For its reactivation, scientists fired up the LHC's 16.7-mile-long ring (27 kilometers) to inject two beams of protons in opposite directions at an energy level of 450 billion electronvolts. That's just an appetizer for even higher energy levels LHC will operate at once it reaches its target of a mind-blowing 13.6 trillion electronvolts for Run 3, scientists said.
"These beams circulated at injection energy and contained a relatively small number of protons. High-intensity, high-energy collisions are a couple of months away,” said Rhodri Jones, who leads CERN's Beams department, in the statement. "But first beams represent the successful restart of the accelerator after all the hard work of the long shutdown."

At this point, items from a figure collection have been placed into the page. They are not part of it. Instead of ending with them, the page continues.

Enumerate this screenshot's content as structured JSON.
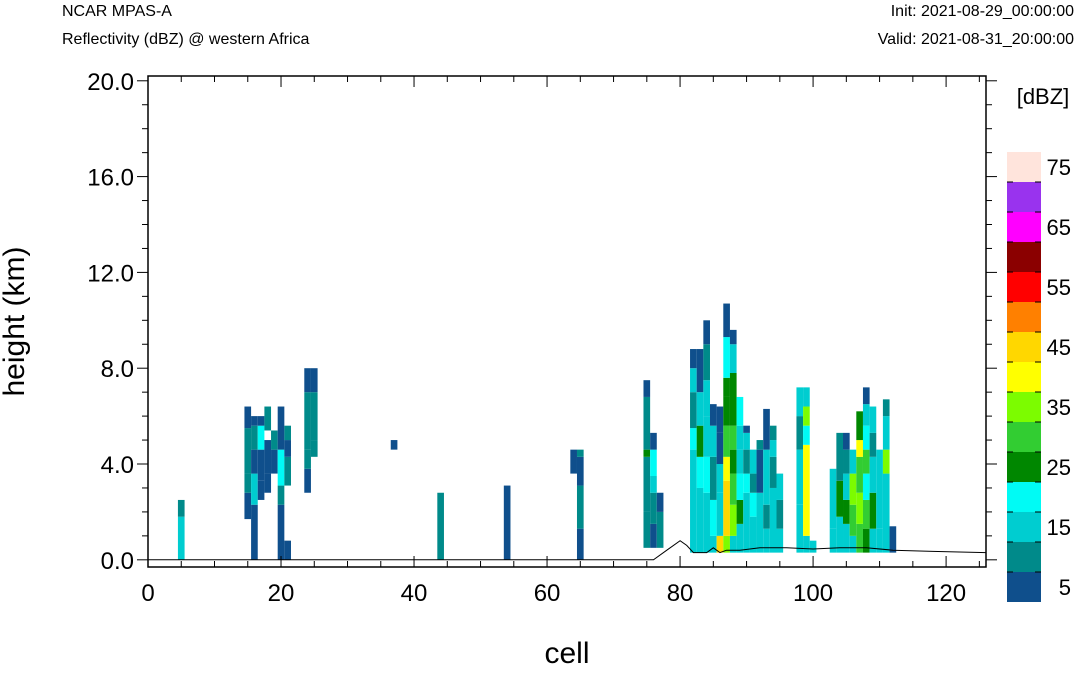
{
  "header": {
    "model": "NCAR MPAS-A",
    "field": "Reflectivity (dBZ) @ western Africa",
    "init": "Init: 2021-08-29_00:00:00",
    "valid": "Valid: 2021-08-31_20:00:00"
  },
  "chart_data": {
    "type": "heatmap",
    "xlabel": "cell",
    "ylabel": "height (km)",
    "xlim": [
      0,
      126
    ],
    "ylim": [
      -0.3,
      20.2
    ],
    "x_ticks": [
      0,
      20,
      40,
      60,
      80,
      100,
      120
    ],
    "x_tick_labels": [
      "0",
      "20",
      "40",
      "60",
      "80",
      "100",
      "120"
    ],
    "y_ticks": [
      0,
      4,
      8,
      12,
      16,
      20
    ],
    "y_tick_labels": [
      "0.0",
      "4.0",
      "8.0",
      "12.0",
      "16.0",
      "20.0"
    ],
    "grid": false,
    "colorbar": {
      "title": "[dBZ]",
      "levels": [
        5,
        10,
        15,
        20,
        25,
        30,
        35,
        40,
        45,
        50,
        55,
        60,
        65,
        70,
        75
      ],
      "labels": [
        "5",
        "15",
        "25",
        "35",
        "45",
        "55",
        "65",
        "75"
      ],
      "colors": [
        "#0f4f8c",
        "#008a8a",
        "#00cdd0",
        "#00fbf5",
        "#008700",
        "#32cd32",
        "#7cfc00",
        "#ffff00",
        "#ffd700",
        "#ff8000",
        "#ff0000",
        "#8b0000",
        "#ff00ff",
        "#9933ee",
        "#ffe4dc"
      ]
    },
    "columns": [
      {
        "x": 5,
        "bands": [
          [
            0,
            1.8,
            15
          ],
          [
            1.8,
            2.5,
            10
          ]
        ]
      },
      {
        "x": 15,
        "bands": [
          [
            1.7,
            2.8,
            5
          ],
          [
            2.8,
            3.6,
            10
          ],
          [
            3.6,
            5.5,
            10
          ],
          [
            5.5,
            6.4,
            5
          ]
        ]
      },
      {
        "x": 16,
        "bands": [
          [
            0,
            2.3,
            5
          ],
          [
            2.3,
            3.6,
            15
          ],
          [
            3.6,
            4.6,
            5
          ],
          [
            4.6,
            5.6,
            10
          ],
          [
            5.6,
            6.0,
            5
          ]
        ]
      },
      {
        "x": 17,
        "bands": [
          [
            2.5,
            3.3,
            5
          ],
          [
            3.3,
            4.6,
            5
          ],
          [
            4.6,
            5.6,
            20
          ],
          [
            5.6,
            6.0,
            5
          ]
        ]
      },
      {
        "x": 18,
        "bands": [
          [
            2.8,
            3.6,
            5
          ],
          [
            3.6,
            5.0,
            5
          ],
          [
            5.4,
            6.4,
            10
          ]
        ]
      },
      {
        "x": 19,
        "bands": [
          [
            3.6,
            4.6,
            5
          ],
          [
            4.6,
            5.4,
            10
          ]
        ]
      },
      {
        "x": 20,
        "bands": [
          [
            0,
            2.3,
            5
          ],
          [
            2.3,
            3.1,
            10
          ],
          [
            3.1,
            4.6,
            20
          ],
          [
            4.6,
            6.4,
            5
          ]
        ]
      },
      {
        "x": 21,
        "bands": [
          [
            0,
            0.8,
            5
          ],
          [
            3.1,
            4.3,
            10
          ],
          [
            4.3,
            5.0,
            5
          ],
          [
            5.0,
            5.6,
            10
          ]
        ]
      },
      {
        "x": 24,
        "bands": [
          [
            2.8,
            3.8,
            5
          ],
          [
            3.8,
            4.6,
            10
          ],
          [
            4.6,
            7.0,
            10
          ],
          [
            7.0,
            8.0,
            5
          ]
        ]
      },
      {
        "x": 25,
        "bands": [
          [
            4.3,
            5.0,
            10
          ],
          [
            5.0,
            7.0,
            10
          ],
          [
            7.0,
            8.0,
            5
          ]
        ]
      },
      {
        "x": 37,
        "bands": [
          [
            4.6,
            5.0,
            5
          ]
        ]
      },
      {
        "x": 44,
        "bands": [
          [
            0,
            2.8,
            10
          ]
        ]
      },
      {
        "x": 54,
        "bands": [
          [
            0,
            3.1,
            5
          ]
        ]
      },
      {
        "x": 64,
        "bands": [
          [
            3.6,
            4.6,
            5
          ]
        ]
      },
      {
        "x": 65,
        "bands": [
          [
            0,
            1.3,
            5
          ],
          [
            1.3,
            3.1,
            10
          ],
          [
            3.1,
            4.3,
            5
          ],
          [
            4.3,
            4.6,
            10
          ]
        ]
      },
      {
        "x": 75,
        "bands": [
          [
            0.5,
            2.0,
            10
          ],
          [
            2.0,
            4.3,
            10
          ],
          [
            4.3,
            4.6,
            25
          ],
          [
            4.6,
            6.8,
            10
          ],
          [
            6.8,
            7.5,
            5
          ]
        ]
      },
      {
        "x": 76,
        "bands": [
          [
            0.5,
            1.5,
            5
          ],
          [
            1.5,
            2.8,
            10
          ],
          [
            2.8,
            3.5,
            15
          ],
          [
            3.5,
            4.6,
            20
          ],
          [
            4.6,
            5.3,
            5
          ]
        ]
      },
      {
        "x": 77,
        "bands": [
          [
            0.5,
            2.0,
            10
          ],
          [
            2.0,
            2.8,
            5
          ]
        ]
      },
      {
        "x": 82,
        "bands": [
          [
            0.3,
            4.6,
            15
          ],
          [
            4.6,
            5.5,
            20
          ],
          [
            5.5,
            7.0,
            10
          ],
          [
            7.0,
            8.0,
            15
          ],
          [
            8.0,
            8.8,
            5
          ]
        ]
      },
      {
        "x": 83,
        "bands": [
          [
            0.3,
            3.0,
            15
          ],
          [
            3.0,
            4.3,
            20
          ],
          [
            4.3,
            5.6,
            25
          ],
          [
            5.6,
            7.0,
            15
          ],
          [
            7.0,
            8.8,
            5
          ]
        ]
      },
      {
        "x": 84,
        "bands": [
          [
            0.3,
            2.8,
            15
          ],
          [
            2.8,
            4.3,
            20
          ],
          [
            4.3,
            6.0,
            15
          ],
          [
            6.0,
            7.5,
            15
          ],
          [
            7.5,
            9.0,
            10
          ],
          [
            9.0,
            10.0,
            5
          ]
        ]
      },
      {
        "x": 85,
        "bands": [
          [
            0.3,
            1.0,
            15
          ],
          [
            1.0,
            2.5,
            20
          ],
          [
            2.5,
            4.3,
            10
          ],
          [
            4.3,
            5.6,
            15
          ],
          [
            5.6,
            6.5,
            5
          ]
        ]
      },
      {
        "x": 86,
        "bands": [
          [
            0.3,
            1.0,
            45
          ],
          [
            1.0,
            2.8,
            15
          ],
          [
            2.8,
            4.0,
            15
          ],
          [
            4.0,
            5.3,
            5
          ],
          [
            5.3,
            6.4,
            5
          ]
        ]
      },
      {
        "x": 87,
        "bands": [
          [
            0.3,
            1.0,
            35
          ],
          [
            1.0,
            3.3,
            45
          ],
          [
            3.3,
            4.3,
            40
          ],
          [
            4.3,
            5.6,
            30
          ],
          [
            5.6,
            6.8,
            25
          ],
          [
            6.8,
            7.6,
            25
          ],
          [
            7.6,
            9.3,
            20
          ],
          [
            9.3,
            10.7,
            5
          ]
        ]
      },
      {
        "x": 88,
        "bands": [
          [
            0.3,
            1.0,
            15
          ],
          [
            1.0,
            2.3,
            35
          ],
          [
            2.3,
            3.6,
            30
          ],
          [
            3.6,
            4.6,
            25
          ],
          [
            4.6,
            5.6,
            30
          ],
          [
            5.6,
            7.8,
            25
          ],
          [
            7.8,
            9.0,
            15
          ],
          [
            9.0,
            9.6,
            5
          ]
        ]
      },
      {
        "x": 89,
        "bands": [
          [
            0.3,
            1.5,
            15
          ],
          [
            1.5,
            2.5,
            25
          ],
          [
            2.5,
            3.6,
            20
          ],
          [
            3.6,
            4.6,
            15
          ],
          [
            4.6,
            5.6,
            15
          ],
          [
            5.6,
            6.8,
            20
          ]
        ]
      },
      {
        "x": 90,
        "bands": [
          [
            0.3,
            2.8,
            15
          ],
          [
            2.8,
            3.6,
            20
          ],
          [
            3.6,
            4.6,
            10
          ],
          [
            4.6,
            5.3,
            15
          ],
          [
            5.3,
            5.6,
            5
          ]
        ]
      },
      {
        "x": 91,
        "bands": [
          [
            0.3,
            1.8,
            15
          ],
          [
            1.8,
            2.8,
            20
          ],
          [
            2.8,
            3.6,
            10
          ],
          [
            3.6,
            4.6,
            15
          ]
        ]
      },
      {
        "x": 92,
        "bands": [
          [
            0.3,
            2.8,
            15
          ],
          [
            2.8,
            4.6,
            5
          ],
          [
            4.6,
            5.0,
            10
          ]
        ]
      },
      {
        "x": 93,
        "bands": [
          [
            0.3,
            1.3,
            15
          ],
          [
            1.3,
            2.3,
            10
          ],
          [
            2.3,
            4.6,
            15
          ],
          [
            4.6,
            6.3,
            5
          ]
        ]
      },
      {
        "x": 94,
        "bands": [
          [
            0.3,
            3.0,
            15
          ],
          [
            3.0,
            4.3,
            10
          ],
          [
            4.3,
            5.0,
            15
          ],
          [
            5.0,
            5.6,
            10
          ]
        ]
      },
      {
        "x": 95,
        "bands": [
          [
            0.3,
            1.3,
            15
          ],
          [
            1.3,
            2.5,
            10
          ],
          [
            2.5,
            3.6,
            15
          ]
        ]
      },
      {
        "x": 98,
        "bands": [
          [
            0.3,
            2.3,
            15
          ],
          [
            2.3,
            4.6,
            15
          ],
          [
            4.6,
            6.0,
            10
          ],
          [
            6.0,
            7.2,
            15
          ]
        ]
      },
      {
        "x": 99,
        "bands": [
          [
            0.3,
            1.0,
            15
          ],
          [
            1.0,
            4.8,
            40
          ],
          [
            4.8,
            5.6,
            20
          ],
          [
            5.6,
            6.4,
            35
          ],
          [
            6.4,
            7.2,
            15
          ]
        ]
      },
      {
        "x": 100,
        "bands": [
          [
            0.3,
            0.8,
            15
          ]
        ]
      },
      {
        "x": 103,
        "bands": [
          [
            0.3,
            1.3,
            15
          ],
          [
            1.3,
            3.8,
            15
          ]
        ]
      },
      {
        "x": 104,
        "bands": [
          [
            0.3,
            1.8,
            15
          ],
          [
            1.8,
            3.3,
            25
          ],
          [
            3.3,
            5.3,
            10
          ]
        ]
      },
      {
        "x": 105,
        "bands": [
          [
            0.3,
            1.5,
            15
          ],
          [
            1.5,
            2.5,
            25
          ],
          [
            2.5,
            3.6,
            15
          ],
          [
            3.6,
            4.6,
            10
          ],
          [
            4.6,
            5.3,
            5
          ]
        ]
      },
      {
        "x": 106,
        "bands": [
          [
            0.3,
            1.0,
            15
          ],
          [
            1.0,
            2.3,
            30
          ],
          [
            2.3,
            3.6,
            35
          ],
          [
            3.6,
            4.6,
            15
          ]
        ]
      },
      {
        "x": 107,
        "bands": [
          [
            0.3,
            1.5,
            30
          ],
          [
            1.5,
            2.8,
            35
          ],
          [
            2.8,
            4.3,
            30
          ],
          [
            4.3,
            5.0,
            40
          ],
          [
            5.0,
            6.2,
            25
          ]
        ]
      },
      {
        "x": 108,
        "bands": [
          [
            0.3,
            1.3,
            25
          ],
          [
            1.3,
            2.5,
            30
          ],
          [
            2.5,
            3.6,
            20
          ],
          [
            3.6,
            4.6,
            30
          ],
          [
            4.6,
            5.6,
            20
          ],
          [
            5.6,
            6.5,
            15
          ],
          [
            6.5,
            7.2,
            5
          ]
        ]
      },
      {
        "x": 109,
        "bands": [
          [
            0.3,
            1.3,
            15
          ],
          [
            1.3,
            2.8,
            25
          ],
          [
            2.8,
            4.3,
            15
          ],
          [
            4.3,
            5.3,
            10
          ],
          [
            5.3,
            6.4,
            15
          ]
        ]
      },
      {
        "x": 110,
        "bands": [
          [
            0.3,
            1.3,
            15
          ],
          [
            1.3,
            4.6,
            15
          ]
        ]
      },
      {
        "x": 111,
        "bands": [
          [
            0.3,
            3.6,
            15
          ],
          [
            3.6,
            4.6,
            35
          ],
          [
            4.6,
            6.0,
            15
          ],
          [
            6.0,
            6.7,
            10
          ]
        ]
      },
      {
        "x": 112,
        "bands": [
          [
            0.3,
            1.4,
            5
          ]
        ]
      }
    ],
    "terrain": [
      [
        0,
        0
      ],
      [
        76,
        0
      ],
      [
        78,
        0.4
      ],
      [
        80,
        0.8
      ],
      [
        81,
        0.6
      ],
      [
        82,
        0.3
      ],
      [
        84,
        0.3
      ],
      [
        85,
        0.5
      ],
      [
        86,
        0.3
      ],
      [
        87,
        0.4
      ],
      [
        89,
        0.4
      ],
      [
        92,
        0.5
      ],
      [
        96,
        0.5
      ],
      [
        100,
        0.45
      ],
      [
        104,
        0.5
      ],
      [
        108,
        0.5
      ],
      [
        112,
        0.4
      ],
      [
        118,
        0.35
      ],
      [
        126,
        0.3
      ]
    ]
  }
}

LHC's three-year shutdown allowed scientists to make substantial upgrades to four key experiments on the particle accelerator. It's ATLAS and CMS detectors detectors alone will receive more particle collisions than the past two runs combined, according to CERN. ATLAS (short for A Toroidal LHC Apparatus) detects the tiny subatomic fragments from particle collisions and is used to hunt for the Higgs Boson, dark matter and extra dimensions. CMS (short for Compact Muon Solenoid) is a general-purpose detector that uses different systems for observations similar to ATLAS.
In addition to ATLAS and CMS, the particle accelerator's ALICE experiment for heavy-ion collisions will be able to detect 50 times more collisions thanks to its upgrade, while another instrument, called LHCb, will see its detection capability increase by a factor of three, according to CERN.
"The unprecedented number of collisions will allow international teams of physicists at CERN and across the world to study the Higgs boson in great detail and put the Standard Model of particle physics and its various extensions to the most stringent tests yet," CERN officials wrote in the statement.
Two new experiments will be activated on LHC for Run 3. Called the Forward Search Experiment (FASER) and the Scattering and Neutrino Detector at the LHC (SND@LHC), they are expected to explore new physics beyond the Standard Model, measure how often antimatter forms and explore the physics of cosmic rays and a strange state of matter called quark-gluon plasma.
It will take several weeks of commissioning work before the revamped LHC will be ready for actual science measurements. Those science runs are expected to begin in the summer, CERN officials have said.
Once Run 3 concludes in 2024, CERN scientists will shut it down for another planned overhaul that will include more upgrades for the massive particle accelerator. Once complete, those upgrades will allow scientists to rename LHC the "High Luminosity Large Hadron Collider" once it reopens in 2028.